Trotz intensiver Bemühungen des Krisenstabes fehlt auch am vierten Tag nach ihrer Verschleppung im Irak von den beiden Ingenieuren aus Sachsen jede Spur. Wirtschaftsminister Glos appellierte im Bundestag an die Entführer, die Männer freizulassen.


Berlin - Michael Glos dankte in seiner Rede den Menschen, die - wie die beiden Entführten - als Monteure und Ingenieure ins Ausland gingen, um deutsche Anlagen zu bauen. Dies komme der deutschen Wirtschaft zugute und diene einer friedlichen Entwicklung, sagte der CSU-Politiker.

Die US-Streitkräfte im Irak kündigten heute die Freilassung von 419 irakischen Gefangenen an, darunter fünf Frauen. Dies stehe aber in keinem Zusammenhang mit der Entführung der US-Journalistin Jill Carroll. Sie war am 7. Januar in Bagdad verschleppt worden und ihre Geiselnehmer hatten damit gedroht, sie zu töten, falls nicht alle Frauen aus irakischen Gefängnissen entlassen werden. Die Frist war bereits vor knapp einer Woche abgelaufen. Carrolls Schicksal blieb ungewiss.

Die US-Armee hatte in der vergangenen Woche die Inhaftierung von neun Irakerinnen bestätigt. Heute teilte sie mit, dass zwei weitere Frauen festgenommen worden seien. Die Inhaftierung von Irakerinnen gilt in dem arabischen Land als heikel. Vertreter des Justizministeriums haben die Inhaftierung der Frauen als "Ungnade" bezeichnet.

Heute wurden zudem zwei ranghohe Mitarbeiter der irakischen Regierung in Kirkuk auf offener Straße erschossen.

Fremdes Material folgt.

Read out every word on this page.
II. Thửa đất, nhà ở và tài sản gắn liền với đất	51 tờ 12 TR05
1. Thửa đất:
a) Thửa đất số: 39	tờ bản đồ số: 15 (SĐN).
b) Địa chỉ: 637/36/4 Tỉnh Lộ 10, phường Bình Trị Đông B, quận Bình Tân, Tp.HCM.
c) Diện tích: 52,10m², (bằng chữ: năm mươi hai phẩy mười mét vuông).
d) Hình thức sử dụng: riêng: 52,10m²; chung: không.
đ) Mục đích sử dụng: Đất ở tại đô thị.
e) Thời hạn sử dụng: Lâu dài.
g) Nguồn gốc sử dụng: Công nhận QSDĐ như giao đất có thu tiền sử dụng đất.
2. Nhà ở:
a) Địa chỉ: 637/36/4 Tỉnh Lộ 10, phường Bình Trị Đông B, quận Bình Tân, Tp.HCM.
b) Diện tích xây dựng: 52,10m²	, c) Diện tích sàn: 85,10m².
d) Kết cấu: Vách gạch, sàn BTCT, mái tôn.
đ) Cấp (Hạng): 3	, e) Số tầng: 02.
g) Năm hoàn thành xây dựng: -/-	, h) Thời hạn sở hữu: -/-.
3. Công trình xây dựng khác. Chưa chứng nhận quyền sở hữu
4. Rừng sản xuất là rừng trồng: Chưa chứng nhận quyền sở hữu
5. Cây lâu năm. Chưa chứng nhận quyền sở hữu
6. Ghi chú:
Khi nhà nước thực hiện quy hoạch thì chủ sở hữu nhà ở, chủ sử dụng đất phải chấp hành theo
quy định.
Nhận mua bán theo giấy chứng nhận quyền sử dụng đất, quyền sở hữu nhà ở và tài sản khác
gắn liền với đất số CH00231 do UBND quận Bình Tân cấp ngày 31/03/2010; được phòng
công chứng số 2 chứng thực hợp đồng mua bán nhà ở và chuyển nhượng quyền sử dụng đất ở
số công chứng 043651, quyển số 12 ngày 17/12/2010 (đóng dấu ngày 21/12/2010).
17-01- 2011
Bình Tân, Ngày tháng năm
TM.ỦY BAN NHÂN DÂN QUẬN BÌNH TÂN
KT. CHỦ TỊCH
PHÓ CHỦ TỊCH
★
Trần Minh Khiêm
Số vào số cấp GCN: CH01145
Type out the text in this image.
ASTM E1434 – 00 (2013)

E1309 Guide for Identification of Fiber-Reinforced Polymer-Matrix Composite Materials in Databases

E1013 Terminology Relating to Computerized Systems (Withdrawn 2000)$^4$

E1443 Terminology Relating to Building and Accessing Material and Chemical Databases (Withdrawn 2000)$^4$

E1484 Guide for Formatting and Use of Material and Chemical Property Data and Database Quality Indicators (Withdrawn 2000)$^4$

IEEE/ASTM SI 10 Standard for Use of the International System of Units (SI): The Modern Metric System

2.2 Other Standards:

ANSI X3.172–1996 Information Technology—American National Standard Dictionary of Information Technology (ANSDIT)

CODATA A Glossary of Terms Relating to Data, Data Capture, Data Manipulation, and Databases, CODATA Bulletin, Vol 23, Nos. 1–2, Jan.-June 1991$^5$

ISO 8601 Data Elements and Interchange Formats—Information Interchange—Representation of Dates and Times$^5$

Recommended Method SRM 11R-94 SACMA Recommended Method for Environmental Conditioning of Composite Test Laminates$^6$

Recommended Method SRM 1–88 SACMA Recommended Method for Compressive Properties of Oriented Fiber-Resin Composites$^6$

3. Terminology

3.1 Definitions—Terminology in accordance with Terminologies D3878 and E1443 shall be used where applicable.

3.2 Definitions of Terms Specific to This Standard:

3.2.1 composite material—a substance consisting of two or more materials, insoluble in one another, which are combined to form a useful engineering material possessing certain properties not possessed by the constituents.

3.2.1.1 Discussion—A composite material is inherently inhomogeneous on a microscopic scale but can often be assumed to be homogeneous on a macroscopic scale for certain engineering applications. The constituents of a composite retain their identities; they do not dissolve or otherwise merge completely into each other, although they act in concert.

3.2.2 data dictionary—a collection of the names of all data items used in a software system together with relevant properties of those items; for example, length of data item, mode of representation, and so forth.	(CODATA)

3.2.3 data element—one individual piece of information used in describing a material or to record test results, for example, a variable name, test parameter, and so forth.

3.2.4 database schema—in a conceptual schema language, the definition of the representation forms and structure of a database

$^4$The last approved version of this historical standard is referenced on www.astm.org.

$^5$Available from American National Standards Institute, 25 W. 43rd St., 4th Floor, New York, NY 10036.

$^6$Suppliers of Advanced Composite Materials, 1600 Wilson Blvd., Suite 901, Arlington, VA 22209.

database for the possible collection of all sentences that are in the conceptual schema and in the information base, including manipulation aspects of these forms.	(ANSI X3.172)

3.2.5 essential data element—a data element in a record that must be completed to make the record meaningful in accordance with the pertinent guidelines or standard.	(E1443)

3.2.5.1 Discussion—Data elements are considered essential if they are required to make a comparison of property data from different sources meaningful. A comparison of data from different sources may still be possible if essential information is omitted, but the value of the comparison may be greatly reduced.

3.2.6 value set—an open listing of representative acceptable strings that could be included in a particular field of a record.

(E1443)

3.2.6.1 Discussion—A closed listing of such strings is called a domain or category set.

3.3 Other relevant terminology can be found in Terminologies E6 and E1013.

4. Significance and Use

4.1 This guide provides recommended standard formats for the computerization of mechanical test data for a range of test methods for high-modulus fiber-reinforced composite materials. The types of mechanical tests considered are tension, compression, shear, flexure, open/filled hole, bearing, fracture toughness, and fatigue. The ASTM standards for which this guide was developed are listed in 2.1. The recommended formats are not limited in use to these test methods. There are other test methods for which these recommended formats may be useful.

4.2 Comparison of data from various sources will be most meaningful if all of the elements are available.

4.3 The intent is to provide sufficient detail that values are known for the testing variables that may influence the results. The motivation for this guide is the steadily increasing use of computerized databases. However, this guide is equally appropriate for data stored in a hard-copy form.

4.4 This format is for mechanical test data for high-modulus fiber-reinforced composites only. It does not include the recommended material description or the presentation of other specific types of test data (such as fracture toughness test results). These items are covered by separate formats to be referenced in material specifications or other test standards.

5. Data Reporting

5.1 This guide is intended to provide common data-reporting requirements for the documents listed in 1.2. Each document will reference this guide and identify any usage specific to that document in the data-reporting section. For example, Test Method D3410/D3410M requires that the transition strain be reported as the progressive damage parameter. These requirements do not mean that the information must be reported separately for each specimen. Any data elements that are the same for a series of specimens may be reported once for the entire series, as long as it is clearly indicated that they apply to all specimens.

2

Wie die Polizei mitteilte, wurden der stellvertretende Direktor eines staatlichen Lebensmittelunternehmens und ein Mitarbeiter der Anti-Korruptions-Behörde bei zwei Anschlägen getötet. In beiden Fällen habe es sich um dieselben Täter gehandelt.

Bei zwei Bombenanschlägen wurden vier Menschen getötet, wie die US-Streitkräfte berichteten. Ein US-Soldat kam bei einer Detonation südlich von Bagdad ums Leben, ein weiterer wurde verletzt. Bei einem weiteren Anschlag an der Straße zwischen Bagdad und Mossul kamen nach offiziellen Angaben drei irakische Sicherheitskräfte ums Leben. Nach Zählung der Nachrichtenagentur AP sind seit Beginn des Irak-Kriegs im März 2003 mindestens 2237 US-Soldaten getötet worden.